To begin with, the apparent disunity is merely apparent. All three of the features that can set lying and misleading apart depend on one essential difference between lying and misleading: on a difference in commitment. It is because lying is the more committal means of deception that it is (standardly) more reliable than misleading; that it closes off the path to truth in situations of uncertainty about whether the addressee wishes to release her claim to truthfulness; and that the choice of misleading can be an expression of respect for the addressee. So, in fact, the features we appeal to are closely connected. We wish to leave open the possibility that there are further features that can make for a moral difference between lying and misleading, but we take the features mentioned to be particularly important as they are bound to the natures of lying and misleading.

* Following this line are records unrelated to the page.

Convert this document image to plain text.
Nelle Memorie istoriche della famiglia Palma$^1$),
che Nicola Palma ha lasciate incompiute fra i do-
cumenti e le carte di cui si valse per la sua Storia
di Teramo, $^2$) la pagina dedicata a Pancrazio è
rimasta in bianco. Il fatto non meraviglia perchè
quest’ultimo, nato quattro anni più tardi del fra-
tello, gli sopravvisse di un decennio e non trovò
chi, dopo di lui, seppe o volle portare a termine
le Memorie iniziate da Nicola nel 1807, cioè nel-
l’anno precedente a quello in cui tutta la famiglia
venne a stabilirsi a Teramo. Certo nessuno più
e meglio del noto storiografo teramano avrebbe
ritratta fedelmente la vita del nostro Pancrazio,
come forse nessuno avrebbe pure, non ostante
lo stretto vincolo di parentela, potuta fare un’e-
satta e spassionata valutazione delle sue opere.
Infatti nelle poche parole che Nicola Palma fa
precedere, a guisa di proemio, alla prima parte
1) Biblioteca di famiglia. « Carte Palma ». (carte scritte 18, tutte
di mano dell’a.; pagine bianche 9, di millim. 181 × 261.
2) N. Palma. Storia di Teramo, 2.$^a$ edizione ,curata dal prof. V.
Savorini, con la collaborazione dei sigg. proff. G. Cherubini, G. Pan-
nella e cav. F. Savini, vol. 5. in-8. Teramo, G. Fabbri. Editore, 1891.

Furthermore, a pluralist answer does much better than the two main positions in the debate at capturing pre-theoretical intuitions. Those two main positions are the traditional view that lying is generally worse than misleading (except in certain special cases) and the more recent view of Williams and Saul, according to which lying and misleading are generally on a par (except in certain special cases). Both of the main views have to ascribe widespread error in our moral judgements, as we have tried to make apparent: it is neither the case that lying (almost) always appears to be worse than misleading; nor is it the case that both options (almost) always appear to be on a par. Quite to the contrary, given the pre-theoretical intuitions about the matter, we should expect the relationship between lying and misleading to be complicated. And in our view, it is complicated. Complicated, but not intractable.